Dear Christine,
your notion of 'metadynamics' is an intriguing one. The correspondence between logic, physical systems, and computer programs has been remarked upon before, perhaps most well-worked out in Baez' 'Rosetta Stone'-paper (https://arxiv.org/abs/0903.03409), where he proposes a categorical equivalence between Feynman diagrams, cobordisms, proofs in logic, and computer programs. However, I do not recall any attempt, in that paper, to fold the correspondence back in on itself---to find an equivalent to logic talking about itself within Feynman diagrams, for instance.
I also like your idea that one might get physical laws out of metadynamics---as fixed points, perhaps, of dynamics applied to dynamics, maybe in a way similar to how Löb's theorem (https://en.wikipedia.org/wiki/L%C3%B6b%27s_theorem) can be used to construct modal fixed points, the most famous of which is the Gödel statement itself, equivalent (in this fixed-point sense) to the inconsistency of arithmetic.

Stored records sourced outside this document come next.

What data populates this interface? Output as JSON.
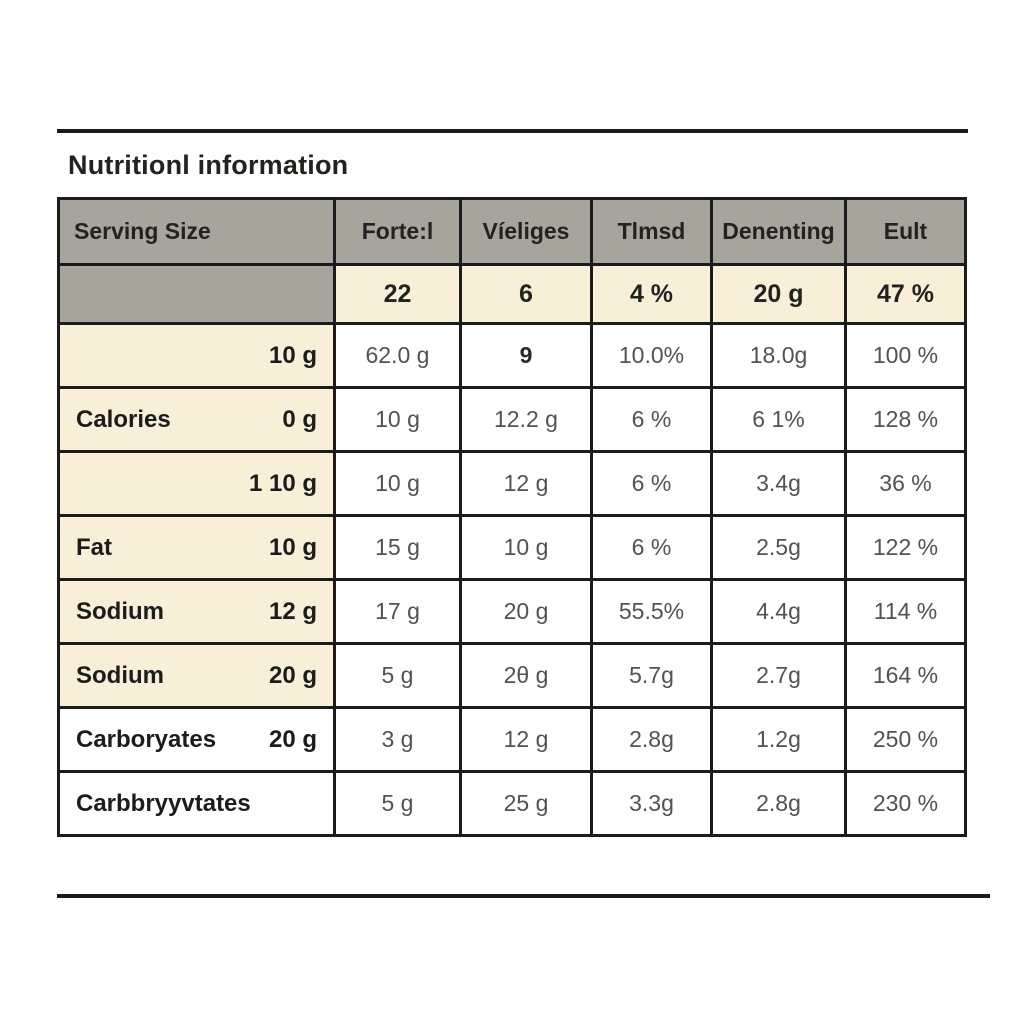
{
  "title": "Nutritionl information",
  "table": {
    "headers": [
      "Serving Size",
      "Forte:l",
      "Víeliges",
      "Tlmsd",
      "Denenting",
      "Eult"
    ],
    "summary": {
      "values": [
        "22",
        "6",
        "4 %",
        "20 g",
        "47 %"
      ]
    },
    "rows": [
      {
        "label": "",
        "amount": "10 g",
        "values": [
          "62.0 g",
          "9",
          "10.0%",
          "18.0g",
          "100 %"
        ]
      },
      {
        "label": "Calories",
        "amount": "0 g",
        "values": [
          "10 g",
          "12.2 g",
          "6 %",
          "6 1%",
          "128 %"
        ]
      },
      {
        "label": "",
        "amount": "1 10 g",
        "values": [
          "10 g",
          "12 g",
          "6 %",
          "3.4g",
          "36 %"
        ]
      },
      {
        "label": "Fat",
        "amount": "10 g",
        "values": [
          "15 g",
          "10 g",
          "6 %",
          "2.5g",
          "122 %"
        ]
      },
      {
        "label": "Sodium",
        "amount": "12 g",
        "values": [
          "17 g",
          "20 g",
          "55.5%",
          "4.4g",
          "114 %"
        ]
      },
      {
        "label": "Sodium",
        "amount": "20 g",
        "values": [
          "5 g",
          "2θ g",
          "5.7g",
          "2.7g",
          "164 %"
        ]
      },
      {
        "label": "Carboryates",
        "amount": "20 g",
        "values": [
          "3 g",
          "12 g",
          "2.8g",
          "1.2g",
          "250 %"
        ]
      },
      {
        "label": "Carbbryyvtates",
        "amount": "",
        "values": [
          "5 g",
          "25 g",
          "3.3g",
          "2.8g",
          "230 %"
        ]
      }
    ]
  },
  "colors": {
    "header_gray": "#a7a49c",
    "highlight_cream": "#f7efd8",
    "border_black": "#1b1b1b",
    "data_text": "#54524e"
  }
}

However, I believe the correspondence is usually drawn a bit differently from the way you frame it---one takes the axioms to be something like the initial state of the system (sort of like the input into a program), then proofs as parallel to the dynamics (the computation), with theorems (truths) coming out at the end (final states). This then leads to something like my proposal, in which what 'comes out at the end' may be subject to undecidability---thus leading to the unpredictability of measurement outcomes, as in quantum mechanics.
Anyway, thanks for an enjoyable essay. I wish you the best of luck in this contest!